By Sebastian Mallaby
Monday, September 19, 2005
It’s hard to say what’s worse: The incompetence of the administration’s initial hurricane response or the cowardice of its follow-up. Faced with a small hit to his ratings, the president who once boasted of ignoring polls is rushing to spend billions of other people’s dollars on saving his political skin. His philosophy is, “It’s going to cost whatever it costs.” That phrase should be the title of some future history of the Bush era.
The worst part is, President Bush doesn’t even think his splurge will be effective. If he really believed that government could overcome racial inequality by targeting subsidies at minority businesses, he should have rolled out a national program long ago. But he doesn’t believe anything of the kind. His promises of racial healing are entirely cynical.
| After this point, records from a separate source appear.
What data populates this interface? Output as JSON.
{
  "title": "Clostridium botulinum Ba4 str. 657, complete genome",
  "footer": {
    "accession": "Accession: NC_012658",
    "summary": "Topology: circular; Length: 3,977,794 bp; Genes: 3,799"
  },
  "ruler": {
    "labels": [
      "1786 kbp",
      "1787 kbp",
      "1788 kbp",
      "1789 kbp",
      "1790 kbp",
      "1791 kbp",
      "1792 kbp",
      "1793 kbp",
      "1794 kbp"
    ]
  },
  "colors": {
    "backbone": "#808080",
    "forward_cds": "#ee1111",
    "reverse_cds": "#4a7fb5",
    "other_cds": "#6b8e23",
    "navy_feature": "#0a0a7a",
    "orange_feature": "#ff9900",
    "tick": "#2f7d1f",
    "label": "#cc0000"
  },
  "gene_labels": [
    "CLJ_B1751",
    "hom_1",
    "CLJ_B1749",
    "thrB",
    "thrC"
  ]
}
What Bush really believes is that government is ineffective. Or at least that’s what he says he believes: Late last week he declared that his (self-) reconstruction program should be financed by cuts in other government spending rather than by tax increases, so as to “maintain economic growth and vitality.” In other words, government spending is bad because it’s inefficient and wasteful. Leaving money in private hands is intrinsically superior. If Bush believes that, why does he think that government should build whole shantytowns of provisional housing? Why doesn’t he believe in the private rental market of the South, which is offering 1.1 million units of vacant property?
Early on after the catastrophe, Small Government Bush suspended a law that props up construction wages paid by federal contractors, with the result that workers in the disaster zone will have less disposable income but government will save money.
One week later, after the panic had set in, Reconstruction Bush was yammering about $5,000 worker recovery accounts, which would come on top of the free government homes and sundry other benefits that the administration is also promising.
If Bush used this moment as he used the aftermath of Sept. 11, some of this spending could be forgiven. The attacks on the World Trade Center and the Pentagon exposed the nation’s complacency about terrorism; Bush stepped forward and changed that. In a similar way, Hurricane Katrina exposed the complacency of our business-as-usual attitude toward domestic government. Bush has barely noticed.
The complacency begins with the appalling state of federal staffing. It’s not just that the hapless former boss of the Federal Emergency Management Agency knew more about horses than floods. It’s that the government agencies that must now manage relief are missing senior officials, either because their confirmations have been held up in the Senate or because the administration has yet to appoint anyone. As The Post reported last week, seven of the top positions at the Department of Housing and Urban Development stand vacant. Perhaps it’s no surprise that the administration has cooked up its crazy shantytown proposal.
This staffing crisis is well known; two months before the 2001 attacks, about half of the national security positions stood empty. But Katrina creates an opportunity to tackle the problem. The federal government needs to be returned to an earlier era, when more executive-branch positions went to career civil servants who didn’t need to be confirmed and didn’t owe their jobs to college roommates. Bush hasn’t even raised this issue.
Katrina also exposed the corruption in the way government dispenses money. The levees around New Orleans were inadequate not because the nation spends too little on water infrastructure; far from it. They were inadequate because water funds are allocated by cronyism rather than by cost-benefit analysis. On any honest crunching of the numbers, fortifying New Orleans looked like an excellent investment. But undeserving projects hogged all the money because they had more powerful sponsors in Congress. Bush hasn’t breathed a word about this scandal.
Or take the perverse state of federal flood insurance. Because the program is subsidized, the feds are effectively paying people to build vulnerable houses on the beach; then they bail out flood victims whether or not they’ve actually signed up and paid their premiums. You might think that Katrina has driven home this lesson once and for all. Bush shows no sign of having grasped it.
Most seriously of all, Katrina exposed the government’s incapacity to prepare for emergencies. The failure of response to a predicted flood in New Orleans is only the tip of the iceberg. Name just about any potential disaster, from a bioterrorism attack to avian flu, from an interruption in the flow of Saudi oil to a crash in the dollar. Are the feds prepared? Of course not. They are not even preparing for problems that are 100 percent assured, such as the coming baby bust.
After the terrorist attacks of 2001, Bush rose to the challenge — perhaps rather too vigorously. After Katrina, he’s lost his political nerve and all sense of the big picture. The hurricane has exposed our government as complacent, corrupt and unprepared; it has also created a brief and fleeting chance to launch bold reforms. Yet Bush seems content to accept business as usual. He will sit back and wait for disasters, then write large checks. Hey, it’s going to cost whatever it costs. Is this supposed to be leadership?